Gill thinks the Salem Civic Center will be a great venue for this show.
"It's not a honky-tonk," he said. "It's not a big arena. It's not, 'Hey, let's stand up and light our lighters and yell and scream.' It's sit and listen, and applaud a little longer, and it's a little richer."
Gill has written too many hit songs to mention them all here. The first four that come to mind are "Liza Jane," "One More Last Chance," "I Still Believe in You" and a classic of the crying-in-your-beer genre -- "Nobody Answers When I Call Your Name."
The latter two display his aching tenor voice. The first two are vehicles for great guitar solos.
Gill is not just a country music guy who plays some guitar. He is a player whose depth inspired Eric Clapton to invite him to play his Crossroads Guitar Festival in 2007. He recently sang and played with Sonny Landreth on that slide guitar wizard's recent CD, "From the Reach."

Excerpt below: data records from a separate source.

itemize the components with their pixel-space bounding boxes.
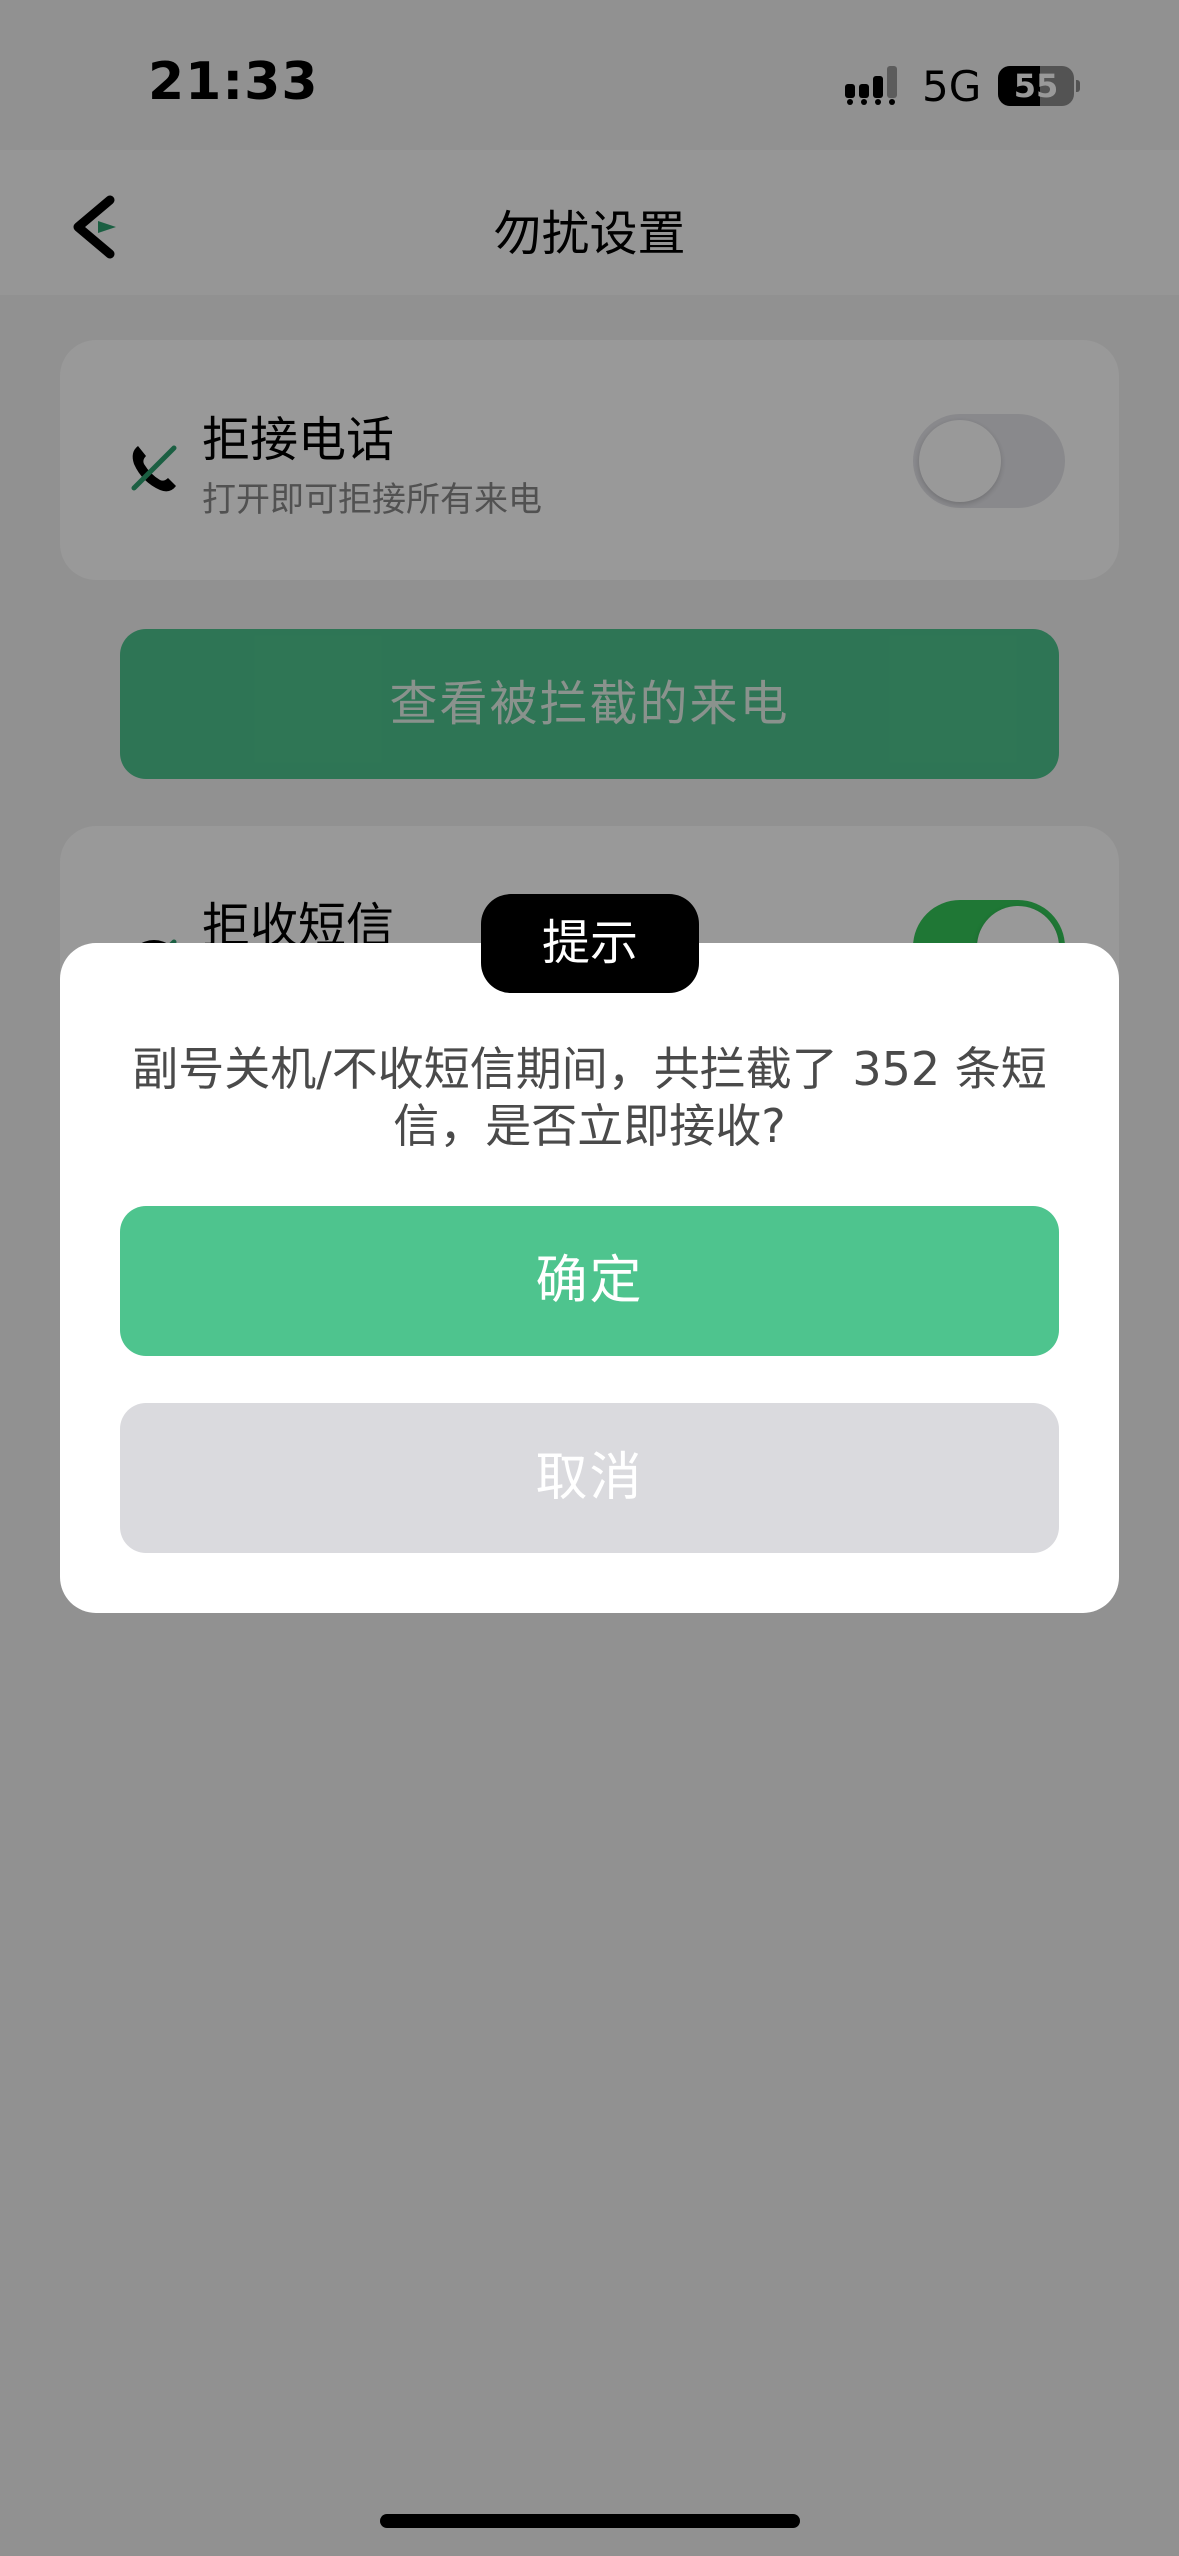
home-indicator[interactable]: [380, 2514, 800, 2528]
dialog-message: 副号关机/不收短信期间，共拦截了 352 条短信，是否立即接收?: [132, 1042, 1047, 1153]
cancel-button[interactable]: 取消: [120, 1403, 1059, 1553]
receive-sms-dialog: 副号关机/不收短信期间，共拦截了 352 条短信，是否立即接收? 确定 取消: [60, 943, 1119, 1613]
confirm-button[interactable]: 确定: [120, 1206, 1059, 1356]
dialog-title-tag: 提示: [481, 894, 699, 993]
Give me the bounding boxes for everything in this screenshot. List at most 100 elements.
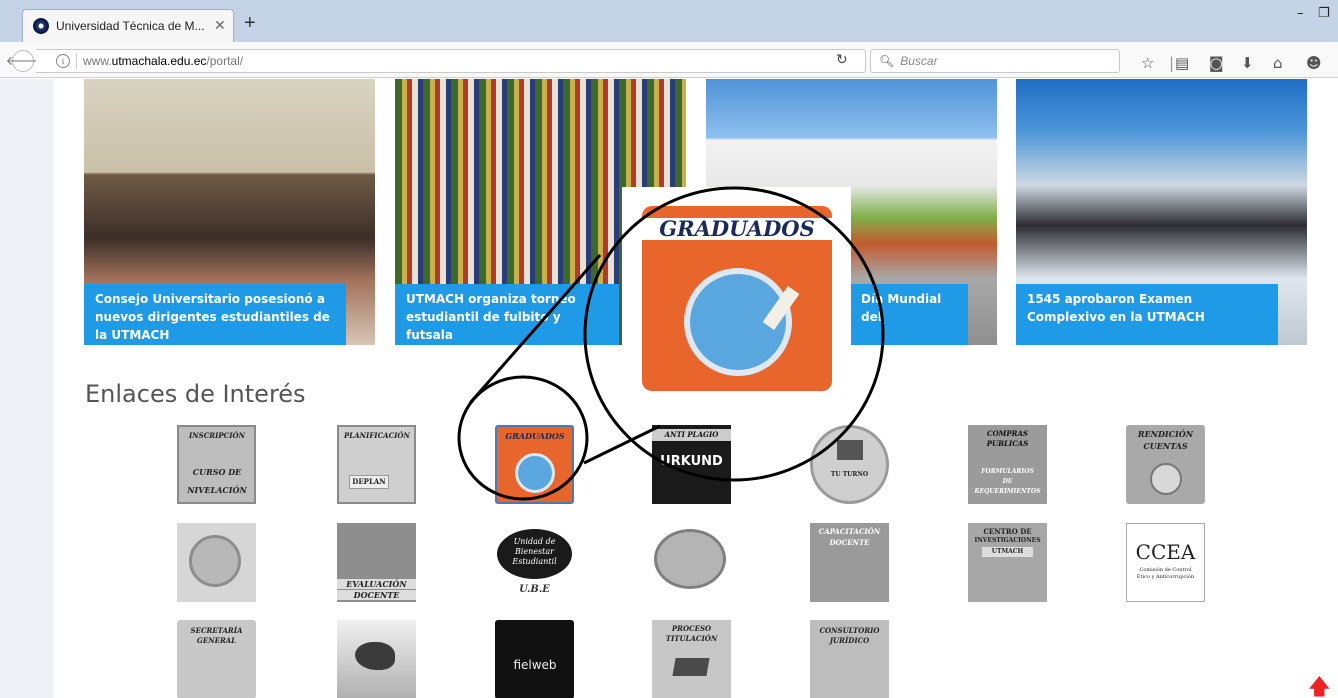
tile-label: PROCESO: [671, 624, 712, 633]
menu-icon[interactable]: ☻: [1306, 54, 1322, 72]
home-icon[interactable]: ⌂: [1273, 54, 1283, 72]
link-capacitacion-docente[interactable]: CAPACITACIÓN DOCENTE: [810, 523, 889, 602]
tile-label: DOCENTE: [337, 590, 416, 600]
tile-label: CAPACITACIÓN: [818, 527, 881, 536]
download-icon[interactable]: ⬇: [1241, 54, 1254, 72]
link-ccea[interactable]: CCEA Comisión de Control Ético y Anticor…: [1126, 523, 1205, 602]
info-icon[interactable]: i: [56, 54, 70, 68]
news-caption[interactable]: Día Mundial del: [850, 284, 968, 345]
new-tab-button[interactable]: +: [244, 12, 256, 35]
tile-label: Estudiantil: [512, 557, 557, 566]
tab-title: Universidad Técnica de M...: [56, 19, 205, 33]
tile-label: CONSULTORIO: [819, 626, 880, 635]
tile-label: CUENTAS: [1143, 441, 1188, 451]
tile-label: TITULACIÓN: [665, 634, 718, 643]
url-prefix: www.: [83, 54, 112, 68]
tab-utmachala[interactable]: Universidad Técnica de M... ✕: [22, 9, 234, 42]
link-buzon[interactable]: [652, 523, 731, 602]
link-secretaria-general[interactable]: SECRETARÍA GENERAL: [177, 620, 256, 698]
news-caption[interactable]: UTMACH organiza torneo estudiantil de fu…: [395, 284, 619, 345]
tile-label: EVALUACIÓN: [337, 579, 416, 589]
left-margin: [0, 79, 53, 698]
tile-label: FORMULARIOS: [981, 468, 1034, 475]
section-title: Enlaces de Interés: [85, 380, 306, 408]
tile-label: CCEA: [1135, 540, 1196, 564]
tile-label: Bienestar: [515, 547, 554, 556]
tile-label: URKUND: [660, 454, 723, 469]
pocket-icon[interactable]: ◙: [1209, 54, 1224, 72]
toolbar-separator: |: [1169, 54, 1175, 72]
check-seal-icon: [189, 535, 241, 587]
link-tu-turno[interactable]: TU TURNO: [810, 425, 889, 504]
graduados-zoom-callout: GRADUADOS: [622, 187, 851, 400]
tile-label: COMPRAS: [987, 429, 1028, 438]
news-caption[interactable]: 1545 aprobaron Examen Complexivo en la U…: [1016, 284, 1278, 345]
link-planificacion[interactable]: PLANIFICACIÓN DEPLAN: [337, 425, 416, 504]
tile-label: Unidad de: [513, 537, 556, 546]
link-graduados[interactable]: GRADUADOS: [495, 425, 574, 504]
navigation-bar: 🡐 i www. utmachala.edu.ec /portal/ ↻ 🔍︎ …: [0, 42, 1338, 78]
url-bar[interactable]: i www. utmachala.edu.ec /portal/: [36, 49, 866, 73]
url-host: utmachala.edu.ec: [111, 54, 207, 68]
speech-bubble-icon: [654, 529, 726, 589]
news-card-consejo[interactable]: Consejo Universitario posesionó a nuevos…: [84, 79, 375, 345]
seal-icon: [515, 453, 555, 493]
link-compras-publicas[interactable]: COMPRAS PUBLICAS FORMULARIOS DE REQUERIM…: [968, 425, 1047, 504]
tile-label: UTMACH: [982, 547, 1033, 557]
link-consultorio-juridico[interactable]: CONSULTORIO JURÍDICO: [810, 620, 889, 698]
graduation-cap-icon: [672, 658, 710, 676]
link-evaluacion-check[interactable]: [177, 523, 256, 602]
utmach-favicon-icon: [33, 18, 49, 34]
tile-label: INSCRIPCIÓN: [189, 431, 245, 440]
tile-label: JURÍDICO: [829, 636, 870, 645]
link-rendicion-cuentas[interactable]: RENDICIÓN CUENTAS: [1126, 425, 1205, 504]
url-separator: [76, 53, 77, 69]
callout-label: GRADUADOS: [642, 218, 832, 240]
tile-label: TU TURNO: [830, 471, 869, 478]
search-input[interactable]: 🔍︎ Buscar: [870, 49, 1120, 73]
news-card-examen[interactable]: 1545 aprobaron Examen Complexivo en la U…: [1016, 79, 1307, 345]
turn-display-icon: [837, 440, 863, 460]
restore-button[interactable]: ❐: [1318, 6, 1330, 21]
scroll-to-top-icon[interactable]: 🡅: [1308, 670, 1331, 698]
tile-label: RENDICIÓN: [1137, 429, 1194, 439]
tile-label: PLANIFICACIÓN: [344, 431, 410, 440]
tile-label: DEPLAN: [349, 475, 389, 489]
url-path: /portal/: [206, 54, 244, 68]
news-caption[interactable]: Consejo Universitario posesionó a nuevos…: [84, 284, 346, 345]
reading-list-icon[interactable]: ▤: [1175, 54, 1189, 72]
tile-label: DOCENTE: [829, 538, 870, 547]
back-button[interactable]: 🡐: [6, 50, 40, 72]
tile-label: Comisión de Control: [1139, 567, 1192, 573]
tile-label: REQUERIMIENTOS: [974, 488, 1041, 495]
link-evaluacion-docente[interactable]: EVALUACIÓN DOCENTE: [337, 523, 416, 602]
tile-label: ANTI PLAGIO: [652, 429, 731, 441]
tile-label: GRADUADOS: [505, 431, 565, 441]
reload-icon[interactable]: ↻: [836, 52, 848, 68]
page-content: Consejo Universitario posesionó a nuevos…: [0, 79, 1338, 698]
link-centro-investigaciones[interactable]: CENTRO DE INVESTIGACIONES UTMACH: [968, 523, 1047, 602]
tile-label: GENERAL: [196, 636, 237, 645]
link-proceso-titulacion[interactable]: PROCESO TITULACIÓN: [652, 620, 731, 698]
bird-icon: [355, 642, 395, 670]
link-anti-plagio[interactable]: ANTI PLAGIO URKUND: [652, 425, 731, 504]
seal-icon: [1150, 463, 1182, 495]
close-icon[interactable]: ✕: [214, 18, 226, 34]
tile-label: INVESTIGACIONES: [974, 537, 1041, 544]
link-fielweb[interactable]: fielweb: [495, 620, 574, 698]
link-ube[interactable]: Unidad de Bienestar Estudiantil U.B.E: [495, 523, 574, 602]
tile-label: DE: [1002, 478, 1013, 485]
search-placeholder: Buscar: [900, 54, 938, 68]
tile-label: U.B.E: [519, 584, 550, 595]
tile-label: Ético y Anticorrupción: [1136, 574, 1195, 580]
star-icon[interactable]: ☆: [1141, 54, 1154, 72]
minimize-button[interactable]: –: [1297, 6, 1304, 21]
tile-label: SECRETARÍA: [190, 626, 243, 635]
link-bird[interactable]: [337, 620, 416, 698]
tab-strip: Universidad Técnica de M... ✕ + – ❐: [0, 0, 1338, 42]
tile-label: CURSO DE: [192, 467, 242, 477]
tile-label: PUBLICAS: [986, 439, 1029, 448]
browser-window: Universidad Técnica de M... ✕ + – ❐ 🡐 i …: [0, 0, 1338, 698]
tile-label: fielweb: [513, 658, 557, 672]
link-inscripcion[interactable]: INSCRIPCIÓN CURSO DE NIVELACIÓN: [177, 425, 256, 504]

Add to that Gill's songwriting, and you get a trio of talents that got him inducted into the Country Music Hall of Fame last year. Despite his recent Grammy win, Gill said he thinks the days of huge hit records and mega-arena tours might be over. "These Days" was a multifaceted affair, with an A-list of guest artists helping him out on his songs.
But Gill is a musician, so he continues to write and record songs. He has just built a home studio, and he's looking forward to seeing how the music business model evolves over the next few years.
He has a complex view of the music business, which takes into account the behind-the-scenes people, such as show and record promoters, who have made careers of it. He doesn't want to see the evolution of technology and the do-it-yourself spirit knock them out of work.
"I don't mind being part of the big machine" when it comes to people in jobs like those, he said, adding: "I know what my heart is like, and ... I don't think I probably would make that choice very often, where it could mean a bigger payday for me if I aced that guy and that guy" out of jobs, he said.